A girl. Big. Blue. Dead. Gently and with regret, they hand her to her grandmother. The child’s blue lips are sealed stubborn and resistant in a frozen face. Sivakami looks deep into the lost eyes of her daughter’s last child. She thinks she sees a gold band around the pupil narrow, fade to blue, and then to black. Sivakami carries the baby out the back of the tiny house.
After sewing Thangam up, the DMO palpates her throat, feels her forehead, opens her eyelids one at a time and looks into her eyes. He feels she is far away, already. He looks up at Sivakami and asks, “How many children does she have?”
“She has nine children, and five grandchildren.”
“How can it be?” he murmurs, as if kind and gallant. “She looks so young.”
But when he looks back at her, she looks very old. He blinks to clear a film and again she looks terribly young. Tragic, these people. He lifts her lids again and again checks the pulse at her wrist. He is buying time. The other two doctors are waiting for orders.
He says to Sivakami, “I will try,” and reaches for a phial and a needle.
But he is lying. Her illness is serious and, as far as he knows, unnamed. He looks at his eager assistants, who are waiting for some instruction. He believes there is nothing he can do and believes the wee widow watching him knows this, too.

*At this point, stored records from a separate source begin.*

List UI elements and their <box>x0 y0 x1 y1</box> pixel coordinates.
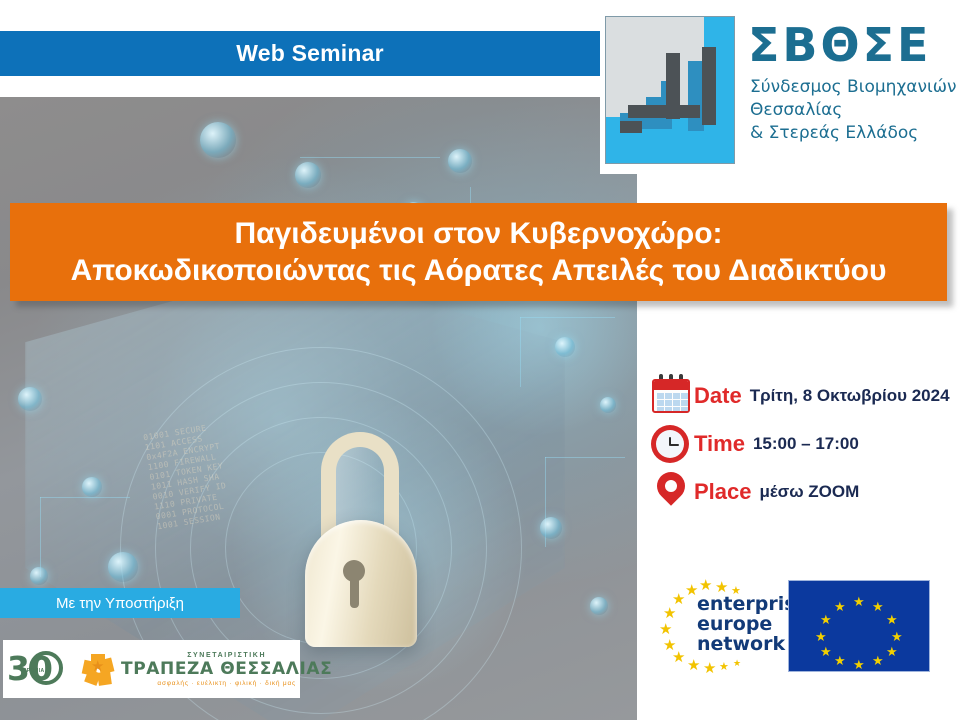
clock-hand-minute <box>670 444 679 446</box>
date-value: Τρίτη, 8 Οκτωβρίου 2024 <box>750 386 950 406</box>
een-star: ★ <box>703 661 716 676</box>
mark-bar <box>628 105 700 118</box>
eu-star: ★ <box>820 613 832 626</box>
padlock-body <box>305 520 417 647</box>
eu-star: ★ <box>886 645 898 658</box>
circuit-trace <box>40 497 130 498</box>
node-dot <box>590 597 608 615</box>
circuit-trace <box>300 157 440 158</box>
mark-bar <box>620 121 642 133</box>
time-value: 15:00 – 17:00 <box>753 434 859 454</box>
code-texture: 01001 SECURE 1101 ACCESS 0x4F2A ENCRYPT … <box>143 422 232 532</box>
een-star: ★ <box>663 606 676 621</box>
date-label: Date <box>694 383 742 409</box>
een-star: ★ <box>699 578 712 593</box>
sbthse-acronym: ΣΒΘΣΕ <box>748 18 931 72</box>
node-dot <box>18 387 42 411</box>
circuit-trace <box>520 317 615 318</box>
een-star: ★ <box>659 622 672 637</box>
title-banner: Παγιδευμένοι στον Κυβερνοχώρο: Αποκωδικο… <box>10 203 947 301</box>
eu-star: ★ <box>853 658 865 671</box>
circuit-trace <box>545 457 625 458</box>
support-band: Με την Υποστήριξη <box>0 588 240 618</box>
node-dot <box>448 149 472 173</box>
hero-image: 01001 SECURE 1101 ACCESS 0x4F2A ENCRYPT … <box>0 97 637 720</box>
web-seminar-label: Web Seminar <box>236 40 384 67</box>
calendar-header <box>654 381 688 390</box>
title-line-1: Παγιδευμένοι στον Κυβερνοχώρο: <box>234 215 722 252</box>
event-detail-row-time: Time 15:00 – 17:00 <box>648 420 958 468</box>
clock-body <box>651 425 689 463</box>
event-detail-row-place: Place μέσω ZOOM <box>648 468 958 516</box>
een-star: ★ <box>687 658 700 673</box>
eu-star: ★ <box>872 654 884 667</box>
sbthse-logo-mark <box>605 16 735 164</box>
sbthse-subtitle: Σύνδεσμος Βιομηχανιών Θεσσαλίας & Στερεά… <box>750 76 956 145</box>
calendar-grid <box>657 393 688 413</box>
bank-flower-icon: ★ <box>81 649 117 689</box>
anniversary-word: ΧΡΟΝΙΑ <box>23 668 45 674</box>
event-details: Date Τρίτη, 8 Οκτωβρίου 2024 Time 15:00 … <box>648 372 958 516</box>
seminar-poster: 01001 SECURE 1101 ACCESS 0x4F2A ENCRYPT … <box>0 0 960 720</box>
eu-star: ★ <box>834 600 846 613</box>
time-label: Time <box>694 431 745 457</box>
circuit-trace <box>520 317 521 387</box>
een-star: ★ <box>672 650 685 665</box>
place-value: μέσω ZOOM <box>760 482 860 502</box>
eu-star: ★ <box>834 654 846 667</box>
eu-star: ★ <box>872 600 884 613</box>
pin-hole <box>663 478 680 495</box>
eu-star: ★ <box>820 645 832 658</box>
mark-bar <box>666 53 680 119</box>
node-dot <box>30 567 48 585</box>
support-band-label: Με την Υποστήριξη <box>56 595 184 612</box>
een-star: ★ <box>719 660 729 675</box>
bank-line-main: ΤΡΑΠΕΖΑ ΘΕΣΣΑΛΙΑΣ <box>121 659 332 679</box>
anniversary-mark: 30 ΧΡΟΝΙΑ <box>7 647 69 691</box>
sbthse-subtitle-line2: Θεσσαλίας <box>750 99 956 122</box>
flower-star: ★ <box>91 659 106 674</box>
bank-logo-words: ΣΥΝΕΤΑΙΡΙΣΤΙΚΗ ΤΡΑΠΕΖΑ ΘΕΣΣΑΛΙΑΣ ασφαλής… <box>117 652 332 687</box>
node-dot <box>555 337 575 357</box>
node-dot <box>540 517 562 539</box>
eu-flag: ★ ★ ★ ★ ★ ★ ★ ★ ★ ★ ★ ★ <box>788 580 930 672</box>
place-label: Place <box>694 479 752 505</box>
bank-line-top: ΣΥΝΕΤΑΙΡΙΣΤΙΚΗ <box>121 652 332 659</box>
calendar-body <box>652 379 690 413</box>
web-seminar-banner: Web Seminar <box>0 31 620 76</box>
node-dot <box>600 397 616 413</box>
padlock-keyhole-slot <box>350 576 359 608</box>
sbthse-subtitle-line3: & Στερεάς Ελλάδος <box>750 122 956 145</box>
node-dot <box>295 162 321 188</box>
event-detail-row-date: Date Τρίτη, 8 Οκτωβρίου 2024 <box>648 372 958 420</box>
calendar-icon <box>648 374 694 418</box>
eu-star: ★ <box>815 630 827 643</box>
circuit-trace <box>40 497 41 577</box>
eu-star: ★ <box>886 613 898 626</box>
bank-logo: 30 ΧΡΟΝΙΑ ★ ΣΥΝΕΤΑΙΡΙΣΤΙΚΗ ΤΡΑΠΕΖΑ ΘΕΣΣΑ… <box>3 640 300 698</box>
een-star: ★ <box>733 656 741 671</box>
bank-tagline: ασφαλής · ευέλικτη · φιλική · δική μας <box>121 680 332 687</box>
mark-bar <box>702 47 716 125</box>
location-pin-icon <box>648 470 694 514</box>
eu-star: ★ <box>853 595 865 608</box>
sbthse-subtitle-line1: Σύνδεσμος Βιομηχανιών <box>750 76 956 99</box>
eu-star: ★ <box>891 630 903 643</box>
padlock-icon <box>295 432 425 647</box>
pin-body <box>651 466 691 506</box>
node-dot <box>200 122 236 158</box>
clock-face <box>656 430 684 458</box>
node-dot <box>108 552 138 582</box>
title-line-2: Αποκωδικοποιώντας τις Αόρατες Απειλές το… <box>71 252 887 289</box>
enterprise-europe-network-logo: ★ ★ ★ ★ ★ ★ ★ ★ ★ ★ ★ ★ ★ enterprise eur… <box>655 578 790 673</box>
clock-icon <box>648 422 694 466</box>
sbthse-logo: ΣΒΘΣΕ Σύνδεσμος Βιομηχανιών Θεσσαλίας & … <box>600 4 960 174</box>
node-dot <box>82 477 102 497</box>
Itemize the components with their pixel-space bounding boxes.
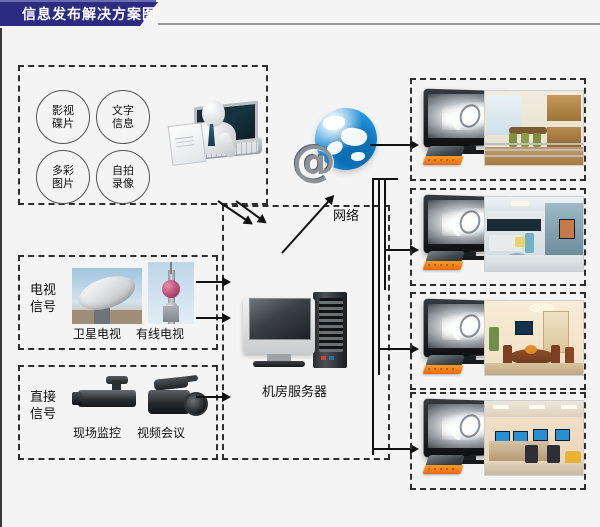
stb-front-panel [423,365,464,374]
server-vent-grille [319,298,343,352]
globe-landmass [323,116,345,130]
set-top-box-icon [424,355,464,377]
kitchen-upper-cabinets [547,95,581,121]
circle-video-disc: 影视 碟片 [36,90,90,144]
dish-base [94,308,110,324]
circle-label-line2: 信息 [112,117,134,130]
desk-partition [489,441,549,461]
cable-tv-caption: 有线电视 [136,327,184,342]
camcorder-handle [154,376,189,390]
floor [485,463,583,475]
circle-label-line2: 碟片 [52,117,74,130]
arrow-tv-to-server-head [222,277,231,287]
bus-branch-panel3 [378,348,414,350]
circle-label-line1: 影视 [52,104,74,117]
satellite-dish-icon [72,268,142,324]
stb-front-panel [423,261,464,270]
arrow-tv2-to-server-head [222,313,231,323]
tv-signal-label-line1: 电视 [30,283,56,298]
stair-rail [485,149,583,151]
video-conference-caption: 视频会议 [137,426,185,441]
network-label: 网络 [333,209,359,224]
server-power-led [321,356,326,360]
media-console [487,219,541,231]
arrow-direct-to-server-head [222,392,231,402]
circle-label-line1: 文字 [112,104,134,117]
ceiling-light [561,405,577,409]
ceiling-light [529,405,545,409]
banner-rule [158,23,600,25]
bus-trunk-inner [384,180,386,290]
person-with-laptop-icon [168,98,278,188]
circle-label-line1: 自拍 [112,164,134,177]
floor [485,363,583,375]
circle-color-images: 多彩 图片 [36,150,90,204]
server-monitor-foot [253,361,305,367]
camera-lens [72,392,82,405]
tv-signal-label-line2: 信号 [30,300,56,315]
workstation-monitor [533,429,548,441]
wall-mounted-tv [515,321,533,335]
dining-kitchen-room-photo [484,90,584,166]
set-top-box-icon [424,146,464,168]
globe-landmass [339,125,368,148]
modern-living-room-photo [484,196,584,272]
circle-self-recording: 自拍 录像 [96,150,150,204]
bus-trunk-outer-top [372,178,386,180]
arrow-direct-to-server-line [196,396,224,398]
circle-label-line2: 录像 [112,177,134,190]
circle-label-line2: 图片 [52,177,74,190]
stb-front-panel [423,465,464,474]
tower-sphere-upper [162,280,180,298]
stair-rail [485,155,583,157]
ceiling-tiles [485,401,583,417]
satellite-tv-caption: 卫星电视 [73,327,121,342]
office-workstations-photo [484,400,584,476]
bus-trunk-outer [372,180,374,455]
title-banner: 信息发布解决方案图 [0,0,600,28]
office-chair [547,445,560,463]
workstation-monitor [555,429,570,441]
bus-branch-panel4 [372,448,414,450]
desktop-server-icon [243,292,353,372]
tower-base [163,306,179,322]
cctv-camera-icon [72,374,142,420]
circle-label-line1: 多彩 [52,164,74,177]
stb-front-panel [423,156,464,165]
document-sheet [168,122,207,166]
left-page-edge [0,28,2,527]
ceiling-light [493,405,509,409]
direct-signal-label-line2: 信号 [30,407,56,422]
ceiling-light [511,201,529,206]
tv-tower-icon [148,262,194,324]
floor-lamp [525,233,534,253]
circle-text-info: 文字 信息 [96,90,150,144]
page-title: 信息发布解决方案图 [22,4,157,24]
globe-landmass [351,152,365,161]
set-top-box-icon [424,251,464,273]
stair-rail [485,143,583,145]
at-symbol-icon: @ [292,140,336,184]
bus-trunk-middle [378,180,380,375]
camera-body [78,390,136,407]
set-top-box-icon [424,455,464,477]
fruit-bowl [525,345,537,354]
server-activity-led [329,356,334,360]
server-monitor-screen [249,298,311,340]
site-monitoring-caption: 现场监控 [73,426,121,441]
office-chair [525,445,538,463]
direct-signal-label-line1: 直接 [30,390,56,405]
tile-floor [485,255,583,271]
person-head [202,100,225,127]
server-label: 机房服务器 [262,385,327,400]
diagram-canvas: 信息发布解决方案图 影视 碟片 文字 信息 多彩 图片 自拍 录像 电视 信号 [0,0,600,527]
tower-spire [170,262,172,274]
wall-art [559,219,575,239]
potted-plant [489,327,499,351]
warm-dining-room-photo [484,300,584,376]
arrow-tv2-to-server-line [196,317,224,319]
arrow-tv-to-server-line [196,281,224,283]
bus-line-to-panel1 [370,144,414,146]
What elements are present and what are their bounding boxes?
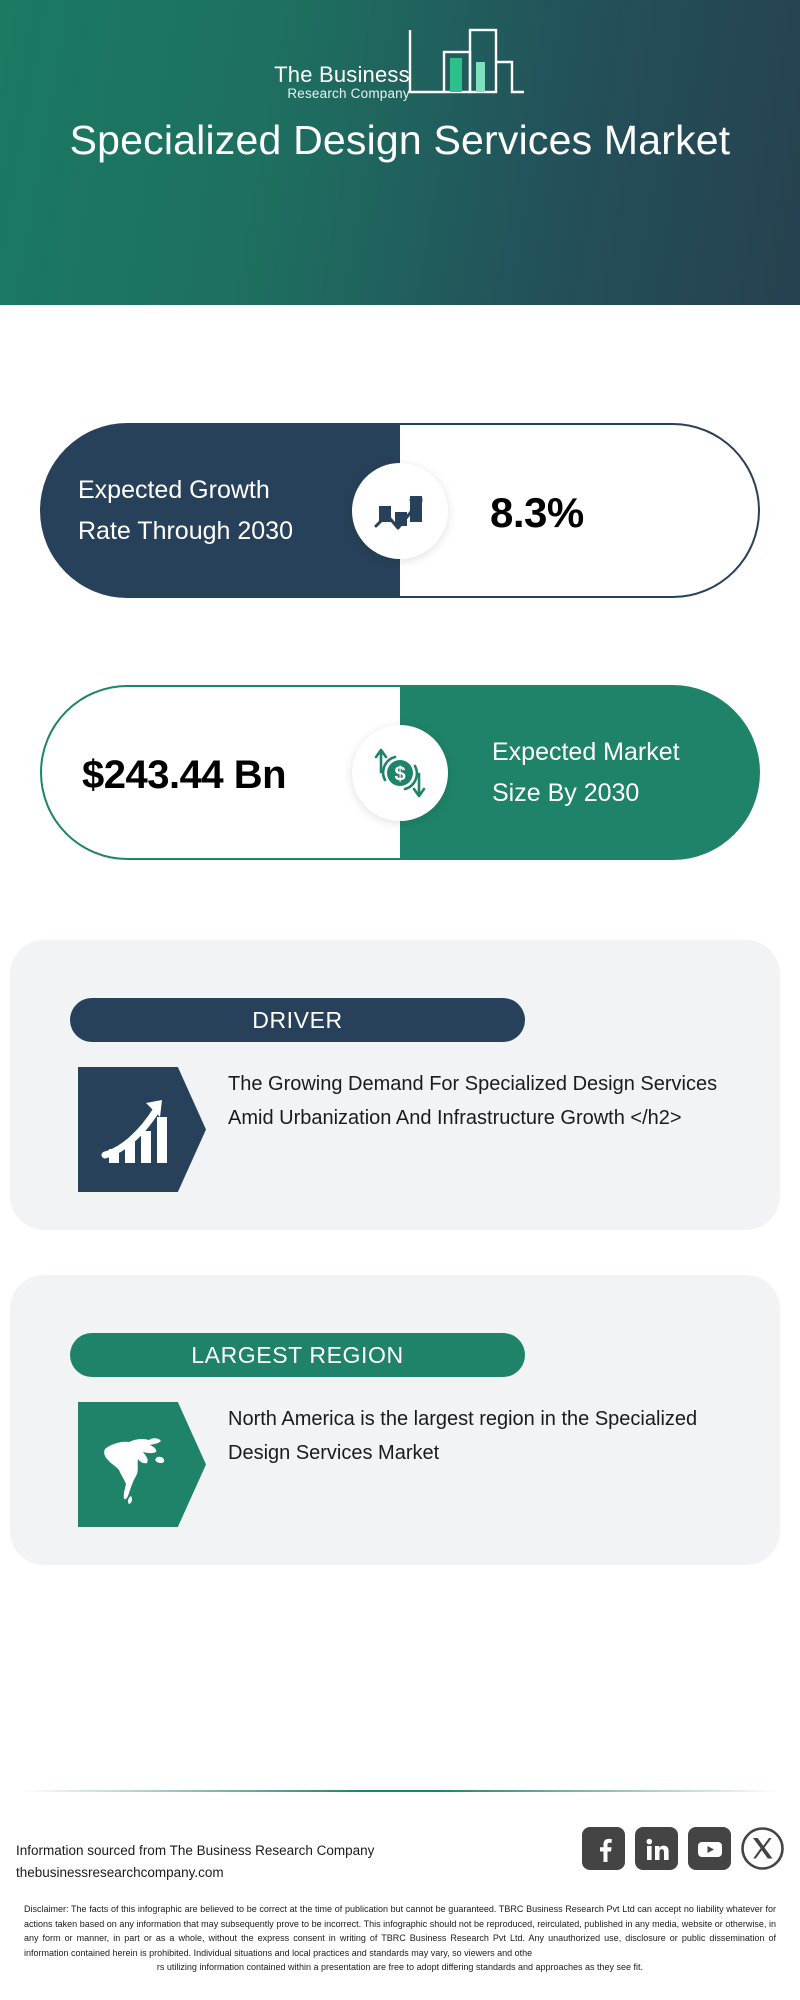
- stat-value-panel: $243.44 Bn: [40, 685, 400, 860]
- stat-label-text: Expected Market Size By 2030: [400, 685, 760, 860]
- page-title: Specialized Design Services Market: [50, 115, 750, 165]
- stat-label-panel: Expected Growth Rate Through 2030: [40, 423, 400, 598]
- north-america-map-icon: [78, 1402, 206, 1527]
- logo-primary-text: The Business: [274, 63, 410, 86]
- growth-bar-chart-arrow-icon: [352, 463, 448, 559]
- logo-secondary-text: Research Company: [274, 86, 410, 103]
- driver-description: The Growing Demand For Specialized Desig…: [228, 1067, 780, 1192]
- stat-card-market-size: $243.44 Bn Expected Market Size By 2030 …: [40, 685, 760, 860]
- stat-value-text: $243.44 Bn: [42, 687, 400, 860]
- footer-divider: [20, 1790, 780, 1792]
- bar-chart-logo-mark: [408, 26, 526, 107]
- largest-region-description: North America is the largest region in t…: [228, 1402, 780, 1527]
- disclaimer-main-text: Disclaimer: The facts of this infographi…: [24, 1904, 776, 1958]
- company-logo: The Business Research Company: [0, 26, 800, 107]
- svg-text:$: $: [394, 763, 405, 785]
- largest-region-panel: LARGEST REGION North America is the larg…: [10, 1275, 780, 1565]
- stat-card-growth-rate: Expected Growth Rate Through 2030 8.3%: [40, 423, 760, 598]
- stat-label-panel: Expected Market Size By 2030: [400, 685, 760, 860]
- x-twitter-icon[interactable]: [741, 1827, 784, 1870]
- social-links: [582, 1827, 784, 1870]
- largest-region-pill-label: LARGEST REGION: [70, 1333, 525, 1377]
- header-banner: The Business Research Company Specialize…: [0, 0, 800, 305]
- footer-source: Information sourced from The Business Re…: [16, 1840, 374, 1885]
- driver-panel: DRIVER The Growing Demand For Specialize…: [10, 940, 780, 1230]
- footer-disclaimer: Disclaimer: The facts of this infographi…: [24, 1902, 776, 1975]
- driver-pill-label: DRIVER: [70, 998, 525, 1042]
- infographic-page: The Business Research Company Specialize…: [0, 0, 800, 2000]
- dollar-circulation-icon: $: [352, 725, 448, 821]
- stat-value-panel: 8.3%: [400, 423, 760, 598]
- linkedin-icon[interactable]: [635, 1827, 678, 1870]
- source-line-1: Information sourced from The Business Re…: [16, 1840, 374, 1862]
- rising-bar-chart-arrow-icon: [78, 1067, 206, 1192]
- youtube-icon[interactable]: [688, 1827, 731, 1870]
- stat-label-text: Expected Growth Rate Through 2030: [40, 423, 400, 598]
- stat-value-text: 8.3%: [400, 425, 758, 598]
- disclaimer-last-line: rs utilizing information contained withi…: [24, 1960, 776, 1975]
- source-line-2[interactable]: thebusinessresearchcompany.com: [16, 1862, 374, 1884]
- facebook-icon[interactable]: [582, 1827, 625, 1870]
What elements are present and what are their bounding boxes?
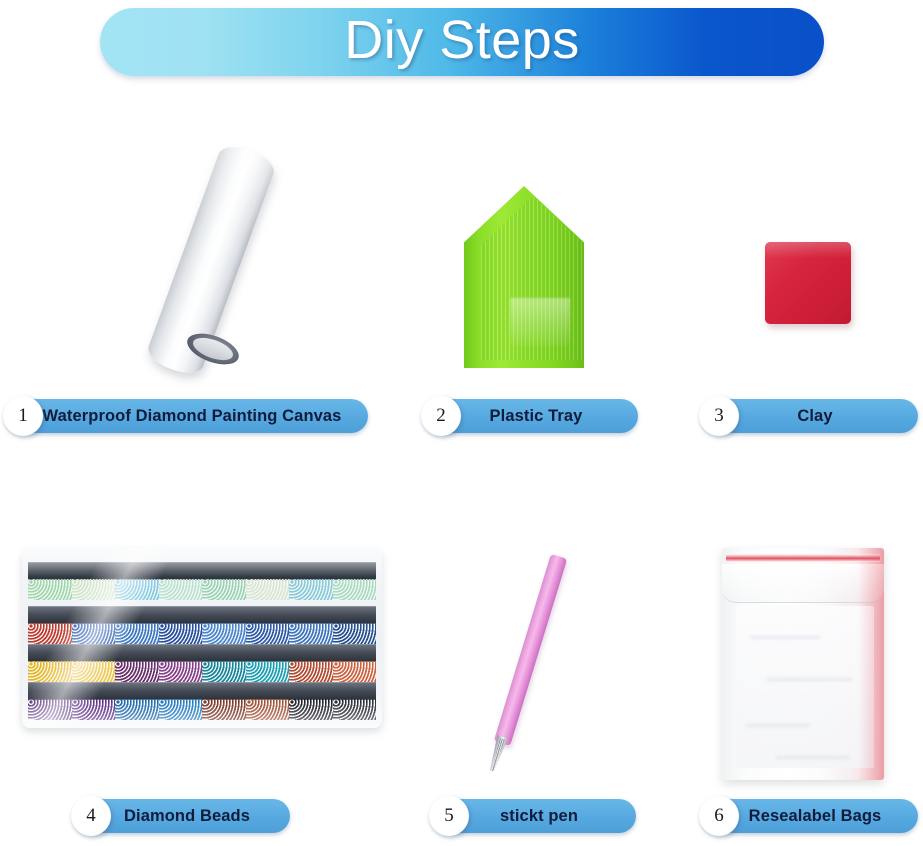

In his professional opinion, he needs to inoculate this dying woman with faith. He is a skeptical Christian but understands these people have their ways. He shakes the phial of saline and tries to think of it as liquid faith. It could work, in this country where so much happens that he cannot explain. He shakes the bottle faster, willing a catalysis within the worthless liquid, imbuing it with that chthonic quantity this woman needs to live. He shakes and shakes-the junior doctors are looking puzzled-shakes-he doesn’t look at Sivakami’s careworn face-shakes-he maintains a look of diagnostic concentration-shakes.
Chime! The clock rings out. The cuckoo pops. One o’clock. The phial takes flight, out of the DMO’s hand, between the inclined heads of the neatly groomed junior doctors, to shatter against the picture of the goddess Saraswati on the wall calendar beside the window.